Spirit of renunciation

The Gita explains the ways and means to bring one’s body, senses, mind and intellect under control and this sadana is called “atma samyama yoga.” The term ‘karyam karma’ clearly spells out the subtle values of spirit and attitude behind every act of an individual. It means ‘doing what is accepted as work that has to be done and also not with expectation of any reward.’ It also implies that only deeds aligned to dharma, sanctioned by the sastras, and good deeds have to be done.
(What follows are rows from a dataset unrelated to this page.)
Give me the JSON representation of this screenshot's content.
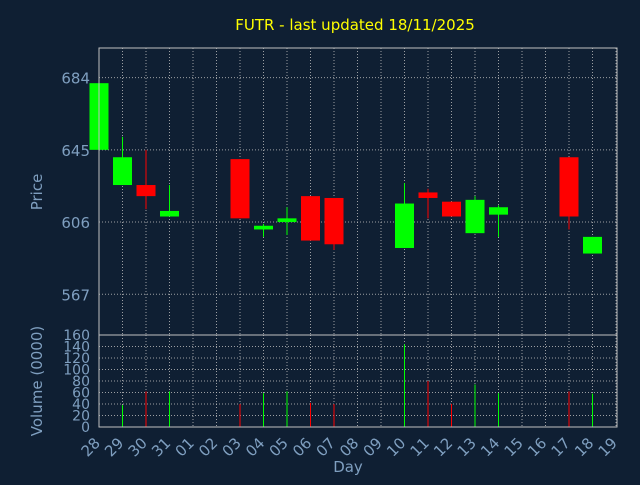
{
  "chart_data": {
    "type": "candlestick",
    "title": "FUTR - last updated 18/11/2025",
    "xlabel": "Day",
    "colors": {
      "background": "#0f1f33",
      "title": "#ffff00",
      "axis_text": "#7f9fc0",
      "axis_line": "#c0c0c0",
      "grid": "#c0c0c0",
      "up": "#00ff00",
      "down": "#ff0000"
    },
    "x_ticks": [
      "28",
      "29",
      "30",
      "31",
      "01",
      "02",
      "03",
      "04",
      "05",
      "06",
      "07",
      "08",
      "09",
      "10",
      "11",
      "12",
      "13",
      "14",
      "15",
      "16",
      "17",
      "18",
      "19"
    ],
    "price_panel": {
      "ylabel": "Price",
      "ylim": [
        545,
        700
      ],
      "yticks": [
        567,
        606,
        645,
        684
      ],
      "candles": [
        {
          "day": "28",
          "open": 645,
          "high": 681,
          "low": 645,
          "close": 681
        },
        {
          "day": "29",
          "open": 626,
          "high": 652,
          "low": 626,
          "close": 641
        },
        {
          "day": "30",
          "open": 626,
          "high": 645,
          "low": 613,
          "close": 620
        },
        {
          "day": "31",
          "open": 609,
          "high": 626,
          "low": 609,
          "close": 612
        },
        {
          "day": "03",
          "open": 640,
          "high": 640,
          "low": 608,
          "close": 608
        },
        {
          "day": "04",
          "open": 602,
          "high": 605,
          "low": 598,
          "close": 604
        },
        {
          "day": "05",
          "open": 606,
          "high": 614,
          "low": 599,
          "close": 608
        },
        {
          "day": "06",
          "open": 620,
          "high": 620,
          "low": 596,
          "close": 596
        },
        {
          "day": "07",
          "open": 619,
          "high": 619,
          "low": 591,
          "close": 594
        },
        {
          "day": "10",
          "open": 592,
          "high": 627,
          "low": 592,
          "close": 616
        },
        {
          "day": "11",
          "open": 622,
          "high": 624,
          "low": 608,
          "close": 619
        },
        {
          "day": "12",
          "open": 617,
          "high": 617,
          "low": 609,
          "close": 609
        },
        {
          "day": "13",
          "open": 600,
          "high": 620,
          "low": 600,
          "close": 618
        },
        {
          "day": "14",
          "open": 610,
          "high": 615,
          "low": 598,
          "close": 614
        },
        {
          "day": "17",
          "open": 641,
          "high": 641,
          "low": 602,
          "close": 609
        },
        {
          "day": "18",
          "open": 589,
          "high": 598,
          "low": 589,
          "close": 598
        }
      ]
    },
    "volume_panel": {
      "ylabel": "Volume (0000)",
      "ylim": [
        0,
        160
      ],
      "yticks": [
        0,
        20,
        40,
        60,
        80,
        100,
        120,
        140,
        160
      ],
      "bars": [
        {
          "day": "29",
          "value": 38,
          "direction": "up"
        },
        {
          "day": "30",
          "value": 62,
          "direction": "down"
        },
        {
          "day": "31",
          "value": 62,
          "direction": "up"
        },
        {
          "day": "03",
          "value": 40,
          "direction": "down"
        },
        {
          "day": "04",
          "value": 59,
          "direction": "up"
        },
        {
          "day": "05",
          "value": 62,
          "direction": "up"
        },
        {
          "day": "06",
          "value": 42,
          "direction": "down"
        },
        {
          "day": "07",
          "value": 40,
          "direction": "down"
        },
        {
          "day": "10",
          "value": 144,
          "direction": "up"
        },
        {
          "day": "11",
          "value": 80,
          "direction": "down"
        },
        {
          "day": "12",
          "value": 40,
          "direction": "down"
        },
        {
          "day": "13",
          "value": 74,
          "direction": "up"
        },
        {
          "day": "14",
          "value": 59,
          "direction": "up"
        },
        {
          "day": "17",
          "value": 62,
          "direction": "down"
        },
        {
          "day": "18",
          "value": 58,
          "direction": "up"
        }
      ]
    },
    "grid": true
  }
}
Practice of living this committed way of life and giving up the fruits of one’s actions is the ideal way of life for any individual for in this way one learns to renounce all worldly gains, pointed out Srimati Rukmini Ramamurthy in a discourse. It is also explained that the state of renunciation has no relation to one’s status or birth, learning or faith; it is purely a state of mind where all attachments are given up. One should not confuse between outward signs of renunciation and true renunciation. There is a popular understanding that a sanyasi is one who has given up agni hotra and wears ochre robes; and that a yogi is one who has given up worldly commitments and retires into solitude to engage in meditation. These acts cannot be called renunciation if one has not given up desires or karma phala. The deep seated vasanas have to be destroyed and all kinds of attachment to worldly attractions, objects and beings have to cut off relentlessly.

It is thus clear that whatever life one chooses to lead, renunciation is the execution of one’s ordained duties without an inward striving for reward. That is why Nishkama Yoga inculcates the spirit of renunciation in one regardless of whether he is a householder, or a sanyasi or yogi.